Sometimes I also stub a Mock to run the actual code. That looks like:
Mox.stub(MyApp.Test.MockEmailSender, :send_email, &MyApp.EmailSender.send_email/1)`
One last thought, I’ve found that using a Mock with an explicit contract lines up very well with the “functional core, imperative shell” school of thought.
LostKobrakai
But you also introducted the idea of injected dependencies, which need to be set somewhere. And that somewhere is most often some global entity, unless you can inject from within the test itself. If you indeed can inject from the test then you should be just fine with e.g. mox Mox — Mox v0.5.0 even if multiple processes (concurrent testing) are involved.

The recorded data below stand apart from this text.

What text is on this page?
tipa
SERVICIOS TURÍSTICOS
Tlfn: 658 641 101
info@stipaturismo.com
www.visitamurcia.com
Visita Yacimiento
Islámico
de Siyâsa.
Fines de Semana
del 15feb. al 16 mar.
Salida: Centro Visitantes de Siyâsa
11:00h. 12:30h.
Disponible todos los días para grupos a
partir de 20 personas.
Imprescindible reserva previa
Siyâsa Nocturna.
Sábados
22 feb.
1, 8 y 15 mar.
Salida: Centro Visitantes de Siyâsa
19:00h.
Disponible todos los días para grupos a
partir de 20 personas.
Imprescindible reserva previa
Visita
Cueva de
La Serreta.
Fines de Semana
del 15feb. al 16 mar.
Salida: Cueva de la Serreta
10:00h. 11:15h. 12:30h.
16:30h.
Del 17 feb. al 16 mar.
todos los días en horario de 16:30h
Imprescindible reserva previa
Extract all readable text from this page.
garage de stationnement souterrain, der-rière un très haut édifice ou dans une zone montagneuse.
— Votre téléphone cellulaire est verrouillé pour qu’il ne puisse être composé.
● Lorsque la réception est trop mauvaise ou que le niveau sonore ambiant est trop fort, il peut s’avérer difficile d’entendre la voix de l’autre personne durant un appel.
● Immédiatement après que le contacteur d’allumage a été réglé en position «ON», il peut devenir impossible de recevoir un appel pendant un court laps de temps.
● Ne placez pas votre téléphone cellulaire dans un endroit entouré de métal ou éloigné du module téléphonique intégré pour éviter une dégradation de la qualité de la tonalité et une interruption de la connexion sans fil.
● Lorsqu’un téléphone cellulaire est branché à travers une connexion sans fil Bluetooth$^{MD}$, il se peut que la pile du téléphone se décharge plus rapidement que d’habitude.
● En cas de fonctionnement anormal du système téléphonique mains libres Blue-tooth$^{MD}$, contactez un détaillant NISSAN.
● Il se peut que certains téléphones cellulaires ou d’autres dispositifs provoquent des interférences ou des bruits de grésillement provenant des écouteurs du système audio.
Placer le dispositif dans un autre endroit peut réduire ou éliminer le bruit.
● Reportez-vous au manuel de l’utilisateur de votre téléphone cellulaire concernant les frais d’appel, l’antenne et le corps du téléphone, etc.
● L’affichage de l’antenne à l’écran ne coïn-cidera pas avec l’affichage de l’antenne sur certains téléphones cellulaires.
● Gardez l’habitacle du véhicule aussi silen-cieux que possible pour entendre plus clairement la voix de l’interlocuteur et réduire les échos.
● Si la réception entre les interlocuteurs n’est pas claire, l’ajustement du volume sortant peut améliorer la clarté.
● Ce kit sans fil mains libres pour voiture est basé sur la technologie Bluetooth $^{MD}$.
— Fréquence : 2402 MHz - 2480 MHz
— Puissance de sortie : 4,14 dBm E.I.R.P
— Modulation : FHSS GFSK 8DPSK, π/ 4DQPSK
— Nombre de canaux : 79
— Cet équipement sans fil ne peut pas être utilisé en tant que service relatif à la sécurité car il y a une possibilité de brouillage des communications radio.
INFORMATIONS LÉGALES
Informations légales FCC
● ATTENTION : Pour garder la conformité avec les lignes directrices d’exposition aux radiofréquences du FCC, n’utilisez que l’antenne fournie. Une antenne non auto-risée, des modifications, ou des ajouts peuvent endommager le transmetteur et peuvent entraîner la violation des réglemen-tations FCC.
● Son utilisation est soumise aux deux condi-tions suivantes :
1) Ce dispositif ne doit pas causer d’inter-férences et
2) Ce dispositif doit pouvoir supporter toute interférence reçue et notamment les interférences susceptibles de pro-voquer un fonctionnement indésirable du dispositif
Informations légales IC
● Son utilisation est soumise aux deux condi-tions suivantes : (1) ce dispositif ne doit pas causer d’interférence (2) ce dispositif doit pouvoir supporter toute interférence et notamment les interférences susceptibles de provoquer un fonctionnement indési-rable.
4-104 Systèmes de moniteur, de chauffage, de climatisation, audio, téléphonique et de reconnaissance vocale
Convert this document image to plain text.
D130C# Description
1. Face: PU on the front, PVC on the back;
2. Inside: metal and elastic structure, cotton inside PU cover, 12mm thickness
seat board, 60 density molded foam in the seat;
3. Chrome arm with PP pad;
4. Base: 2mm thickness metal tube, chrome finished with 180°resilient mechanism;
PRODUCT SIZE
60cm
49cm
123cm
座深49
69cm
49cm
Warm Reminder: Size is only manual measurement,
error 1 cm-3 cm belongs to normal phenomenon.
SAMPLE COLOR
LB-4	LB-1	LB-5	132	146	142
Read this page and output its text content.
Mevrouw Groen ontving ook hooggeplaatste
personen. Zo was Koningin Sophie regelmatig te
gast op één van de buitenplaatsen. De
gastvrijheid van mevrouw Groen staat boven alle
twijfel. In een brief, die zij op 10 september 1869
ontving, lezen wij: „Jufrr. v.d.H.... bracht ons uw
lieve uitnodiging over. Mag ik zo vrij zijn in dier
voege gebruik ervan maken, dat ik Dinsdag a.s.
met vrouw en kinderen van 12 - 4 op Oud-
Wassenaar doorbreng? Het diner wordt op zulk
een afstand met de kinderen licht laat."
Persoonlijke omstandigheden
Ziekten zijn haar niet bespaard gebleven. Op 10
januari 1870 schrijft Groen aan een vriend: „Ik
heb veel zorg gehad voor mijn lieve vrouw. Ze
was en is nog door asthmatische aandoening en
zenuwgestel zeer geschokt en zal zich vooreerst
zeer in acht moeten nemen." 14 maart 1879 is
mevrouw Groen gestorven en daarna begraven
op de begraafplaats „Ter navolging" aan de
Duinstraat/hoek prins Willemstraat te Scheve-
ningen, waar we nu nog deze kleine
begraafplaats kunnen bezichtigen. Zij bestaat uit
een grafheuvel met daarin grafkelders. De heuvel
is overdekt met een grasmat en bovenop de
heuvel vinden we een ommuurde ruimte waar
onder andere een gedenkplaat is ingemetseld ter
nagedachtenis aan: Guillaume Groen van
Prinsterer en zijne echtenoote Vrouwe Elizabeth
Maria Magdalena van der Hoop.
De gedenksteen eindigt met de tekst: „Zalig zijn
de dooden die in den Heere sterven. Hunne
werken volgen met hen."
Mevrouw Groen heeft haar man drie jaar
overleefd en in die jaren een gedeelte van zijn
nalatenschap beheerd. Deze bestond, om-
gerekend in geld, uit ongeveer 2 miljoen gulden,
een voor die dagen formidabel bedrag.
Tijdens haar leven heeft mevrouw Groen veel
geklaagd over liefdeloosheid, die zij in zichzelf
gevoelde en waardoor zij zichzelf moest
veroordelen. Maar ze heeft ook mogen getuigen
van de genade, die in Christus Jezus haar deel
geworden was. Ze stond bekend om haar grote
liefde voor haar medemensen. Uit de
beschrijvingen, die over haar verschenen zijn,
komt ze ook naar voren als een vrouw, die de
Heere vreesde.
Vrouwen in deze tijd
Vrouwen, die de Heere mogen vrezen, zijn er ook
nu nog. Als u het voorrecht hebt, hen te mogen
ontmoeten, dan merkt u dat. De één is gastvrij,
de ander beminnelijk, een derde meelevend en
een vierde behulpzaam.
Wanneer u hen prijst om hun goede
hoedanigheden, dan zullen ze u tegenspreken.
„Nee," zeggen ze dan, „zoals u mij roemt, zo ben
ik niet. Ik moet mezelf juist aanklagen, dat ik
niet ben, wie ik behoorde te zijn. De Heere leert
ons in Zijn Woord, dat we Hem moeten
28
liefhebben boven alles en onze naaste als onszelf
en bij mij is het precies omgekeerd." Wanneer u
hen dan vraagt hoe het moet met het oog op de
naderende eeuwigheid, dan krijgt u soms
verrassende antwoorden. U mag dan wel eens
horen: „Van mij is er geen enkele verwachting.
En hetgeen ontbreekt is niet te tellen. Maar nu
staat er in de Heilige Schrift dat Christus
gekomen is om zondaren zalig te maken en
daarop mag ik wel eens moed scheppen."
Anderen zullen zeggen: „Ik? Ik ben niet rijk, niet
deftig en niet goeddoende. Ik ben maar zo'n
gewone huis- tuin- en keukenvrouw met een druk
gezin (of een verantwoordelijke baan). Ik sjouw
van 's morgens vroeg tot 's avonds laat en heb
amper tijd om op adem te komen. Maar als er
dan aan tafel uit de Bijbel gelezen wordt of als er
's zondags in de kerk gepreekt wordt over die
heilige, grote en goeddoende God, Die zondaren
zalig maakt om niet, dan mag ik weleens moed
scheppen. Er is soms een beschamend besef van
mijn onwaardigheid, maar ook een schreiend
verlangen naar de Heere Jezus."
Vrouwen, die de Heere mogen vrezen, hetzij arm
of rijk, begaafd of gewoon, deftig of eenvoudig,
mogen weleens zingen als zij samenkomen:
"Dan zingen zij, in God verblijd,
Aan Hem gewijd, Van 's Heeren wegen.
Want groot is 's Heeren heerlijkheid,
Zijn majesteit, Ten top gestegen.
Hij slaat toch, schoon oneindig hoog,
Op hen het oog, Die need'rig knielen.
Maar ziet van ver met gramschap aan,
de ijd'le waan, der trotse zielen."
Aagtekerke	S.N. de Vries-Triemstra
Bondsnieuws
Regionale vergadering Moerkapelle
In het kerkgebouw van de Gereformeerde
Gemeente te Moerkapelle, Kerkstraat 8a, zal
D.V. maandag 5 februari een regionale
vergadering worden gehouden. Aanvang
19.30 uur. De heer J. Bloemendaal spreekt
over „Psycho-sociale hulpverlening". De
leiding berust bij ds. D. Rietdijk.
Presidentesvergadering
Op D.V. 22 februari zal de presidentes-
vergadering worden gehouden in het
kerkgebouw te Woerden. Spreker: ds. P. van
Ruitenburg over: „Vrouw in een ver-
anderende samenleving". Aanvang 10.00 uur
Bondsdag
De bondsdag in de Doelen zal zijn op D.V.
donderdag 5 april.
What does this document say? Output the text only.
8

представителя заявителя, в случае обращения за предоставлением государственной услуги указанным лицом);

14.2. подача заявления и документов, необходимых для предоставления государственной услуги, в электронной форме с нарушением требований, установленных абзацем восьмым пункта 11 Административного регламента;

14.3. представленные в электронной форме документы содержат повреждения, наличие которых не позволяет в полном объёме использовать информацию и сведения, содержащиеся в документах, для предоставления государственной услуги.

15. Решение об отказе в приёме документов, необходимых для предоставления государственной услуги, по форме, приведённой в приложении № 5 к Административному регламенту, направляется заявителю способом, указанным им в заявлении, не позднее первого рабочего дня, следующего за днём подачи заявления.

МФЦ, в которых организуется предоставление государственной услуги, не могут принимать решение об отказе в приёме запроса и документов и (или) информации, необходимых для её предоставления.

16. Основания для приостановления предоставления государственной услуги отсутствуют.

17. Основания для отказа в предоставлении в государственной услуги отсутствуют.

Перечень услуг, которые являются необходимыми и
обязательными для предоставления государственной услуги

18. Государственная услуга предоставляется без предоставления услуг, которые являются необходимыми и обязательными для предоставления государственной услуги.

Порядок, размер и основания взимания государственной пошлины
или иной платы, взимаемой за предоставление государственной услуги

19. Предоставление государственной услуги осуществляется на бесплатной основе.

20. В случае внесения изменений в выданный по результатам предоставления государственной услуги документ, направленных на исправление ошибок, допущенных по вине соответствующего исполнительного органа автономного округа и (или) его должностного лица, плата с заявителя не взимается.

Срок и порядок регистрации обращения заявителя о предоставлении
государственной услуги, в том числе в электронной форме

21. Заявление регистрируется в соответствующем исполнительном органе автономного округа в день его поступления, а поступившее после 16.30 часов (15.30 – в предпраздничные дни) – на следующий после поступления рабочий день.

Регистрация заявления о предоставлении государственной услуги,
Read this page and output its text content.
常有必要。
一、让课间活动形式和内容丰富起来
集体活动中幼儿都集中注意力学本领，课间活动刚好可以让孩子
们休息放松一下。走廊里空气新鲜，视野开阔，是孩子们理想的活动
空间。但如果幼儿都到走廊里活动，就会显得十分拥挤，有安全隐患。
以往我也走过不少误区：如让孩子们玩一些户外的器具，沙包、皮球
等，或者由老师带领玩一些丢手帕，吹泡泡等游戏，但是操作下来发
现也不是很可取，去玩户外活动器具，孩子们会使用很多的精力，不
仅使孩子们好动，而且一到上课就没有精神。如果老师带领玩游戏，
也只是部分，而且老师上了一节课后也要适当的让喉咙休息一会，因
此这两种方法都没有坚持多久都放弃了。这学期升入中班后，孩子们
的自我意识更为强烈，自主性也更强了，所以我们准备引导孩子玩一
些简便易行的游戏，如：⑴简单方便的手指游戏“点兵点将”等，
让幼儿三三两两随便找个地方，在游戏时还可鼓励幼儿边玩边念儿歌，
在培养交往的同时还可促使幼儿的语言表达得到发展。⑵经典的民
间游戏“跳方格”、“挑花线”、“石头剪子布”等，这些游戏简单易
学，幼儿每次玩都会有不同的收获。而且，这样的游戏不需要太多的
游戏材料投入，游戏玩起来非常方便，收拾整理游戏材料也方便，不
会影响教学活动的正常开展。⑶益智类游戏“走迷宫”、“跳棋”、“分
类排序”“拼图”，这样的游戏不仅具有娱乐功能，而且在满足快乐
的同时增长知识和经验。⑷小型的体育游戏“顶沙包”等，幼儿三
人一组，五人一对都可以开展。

Edit: The difficult part here is how to let :get_fn be aware of where to send data like “I was called with args”, so that the test can check those. If you can directly inject e.g. the pid of the test (and each test has it’s own pid) then the rest is just implementation of sending the correct data back.
hauleth
It depends on the my_lib and there is few possible approaches to that:
Mock my_lib
You can use for example mockery in form of:
def my_request(val) do
mockable(MyLib).get("some_website/val")
end
And then in your test you can use:
test "calls MyLib.get/1" do
mock MyLib, [get: 1], fn _data -> System.unique_integer() end
Subject.my_request(10)
assert_called MyLib, get: 1
end
Or if you want sequence of numbers
test "calls MyLib.get/1" do
counter = :counters.new(1, [])
mock MyLib, [get: 1], fn _data ->
:ok = :counters.add(counter, 1, 1)
:counters.get(counter, 1)
end
Subject.my_request(10)
assert_called MyLib, get: 1
end
Or if you are using Erlang <21.2
test "calls MyLib.get/1" do
pid = start_supervised!({Agent, 0})
mock MyLib, [get: 1], fn _data ->
Agent.get_and_update(pid, &{&1 + 1, &1 + 1})
end
Subject.my_request(10)
assert_called MyLib, get: 1
end
Mock HTTP client
Assume that my_lib use Tesla library for requests then you can use:
setup do
Application.put_env(:tesla, MyLib.HTTPClient, adapter: Tesla.Mock
end
test "API does request to `http://example.com`" do
mock fn ->
%{method: :get, url: "http://example.com/hello"} ->
%Tesla.Env{status: 200, body: "#{System.unique_integer()}"}
end
Subject.my_request(10)
end
Mock target service
If target URL is configurable then you can use solution like Bypass to create fake target of the request instead of mocking MyLib or HTTP client. I used this solution for testing S3 backends in my projects.
So as you can see, there is plenty of possible solutions, and Elixir by default do not force one approach over another, which IMHO is good thing.